国内全局のテレビ中継と、自衛隊ヘリから即時に送られる現場の映像を一挙に映し出す複数の画面が並んだ作戦室。

 陸上自衛隊帯広駐屯地では東日本大震災の発生直後、情報収集や被害状況の確認が進められていた。当時、その駐屯地にいた陸自隊員の一人がいま、宮城県庁にいる。長谷川敬祐さん(32)。「震災復興のグランドデザイン(全体の構想)を描きたい」と県庁入りした。(岡田美月)

 ■変わり果てた景色

 「どの画面に目を移しても直視できないほどの映像だった」

 駐屯地での震災発生当時を長谷川さんは振り返る。

 防衛大学校出身で海上自衛隊に勤めていた父の勧めで、東北大法学部卒業後の21年4月、陸自に入隊した。1年間の座学や訓練を経て、任地は帯広、会計隊の班長に決まった。それから1年もたたないうちに、震災が起きた。

 「悲しみに暮れる余裕はなく、前を向いている人が多い印象だった」

 北海道東部の防衛・警備を担う陸自第5旅団は震災直後から、船で隊員を被災地へ派遣した。
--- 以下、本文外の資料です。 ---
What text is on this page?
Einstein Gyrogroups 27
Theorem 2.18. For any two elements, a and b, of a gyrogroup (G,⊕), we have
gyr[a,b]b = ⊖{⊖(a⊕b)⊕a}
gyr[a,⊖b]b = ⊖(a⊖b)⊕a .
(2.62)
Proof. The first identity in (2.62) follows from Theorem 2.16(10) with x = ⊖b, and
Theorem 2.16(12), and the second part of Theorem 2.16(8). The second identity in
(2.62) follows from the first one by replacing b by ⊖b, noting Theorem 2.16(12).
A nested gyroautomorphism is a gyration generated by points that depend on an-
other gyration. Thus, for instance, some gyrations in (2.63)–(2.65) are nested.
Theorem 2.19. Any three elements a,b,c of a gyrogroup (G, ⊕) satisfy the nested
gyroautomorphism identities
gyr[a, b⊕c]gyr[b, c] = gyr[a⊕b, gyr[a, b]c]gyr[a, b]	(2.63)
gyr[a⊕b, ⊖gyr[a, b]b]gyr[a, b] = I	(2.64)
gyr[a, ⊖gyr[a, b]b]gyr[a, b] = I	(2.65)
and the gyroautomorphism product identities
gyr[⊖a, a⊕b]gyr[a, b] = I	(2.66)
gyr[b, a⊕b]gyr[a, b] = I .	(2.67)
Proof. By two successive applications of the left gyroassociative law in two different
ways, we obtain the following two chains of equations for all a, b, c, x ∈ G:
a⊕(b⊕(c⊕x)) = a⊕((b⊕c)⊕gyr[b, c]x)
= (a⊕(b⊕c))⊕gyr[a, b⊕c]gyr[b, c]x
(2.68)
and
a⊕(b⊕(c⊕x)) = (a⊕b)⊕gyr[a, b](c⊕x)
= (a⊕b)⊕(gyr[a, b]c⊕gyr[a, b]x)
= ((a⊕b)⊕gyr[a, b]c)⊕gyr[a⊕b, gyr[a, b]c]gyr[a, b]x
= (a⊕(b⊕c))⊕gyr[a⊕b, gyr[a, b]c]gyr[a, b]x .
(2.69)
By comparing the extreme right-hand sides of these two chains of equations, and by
長谷川さんは4月中旬、石巻市に入り、被災者の入浴や食事などの支援活動に参加した。

 岐阜市出身だが、父の転勤で横浜市にも住んだ。学生時代は仙台市で暮らした。各地を転々としたからか、「『地元』として特別に思い入れのある土地はなかった」という。

 1カ月ほどの支援活動後、同旅団は石巻市から撤収した。しかし、学生時代を過ごしたあたりが震災で傷つき、変わり果てた景色になっていた。後ろ髪を引かれる思いだった。

 「派遣が終わった後もこの場所でやらなければならないことが、あるのではないか…」

 1年後には、国連平和維持活動(PKO)での南スーダン派遣の話もあり、「ぜひ行きたい」とも考えていた。

 しかし、気づいた。「ここで支援を続けたい」。その思いはいつしか、「復興のグランドデザインを描きたい」と深化していった。

 ■思い入れのある場所

 「被災地だからこそ、災害に強いまちづくりをゼロから作り上げたい」

 仕事の場を宮城県に求めた。「住民の考えや思いを反映させて、安心して暮らせる場所に変えていければ」との思いで、26年4月に入庁した。

 配属された東部土木事務所では、復興道路(志津川−築館間)の整備に向けた用地買収に取り組んだ。

 「買収するのは商売したり、住んだりしたりしている土地。公益のためとはいえ、個人には関係ないところもある。だけどお願いしなくてはいけない」

 住民の元に通い、事業の重要さを説いた。理解を得られ、協力してもらい、道路が形になってきたころ、心境が変化した。「思い入れのある場所」ができた。

 「今生きる人とこれからの人、両方が満足のいくまちづくり」。長谷川さんの頭にある理想だ。

 「今の人がこうと決めたから、次世代の人が困る、ではだめ。これからの人もつらい思いをしないまちになっていけたらいい」。震災直後に誓った「支援し続ける」ということ。6年半前の震災、その経験を踏まえた現在、そして未来へ。まちづくりも「継続」だと考えている。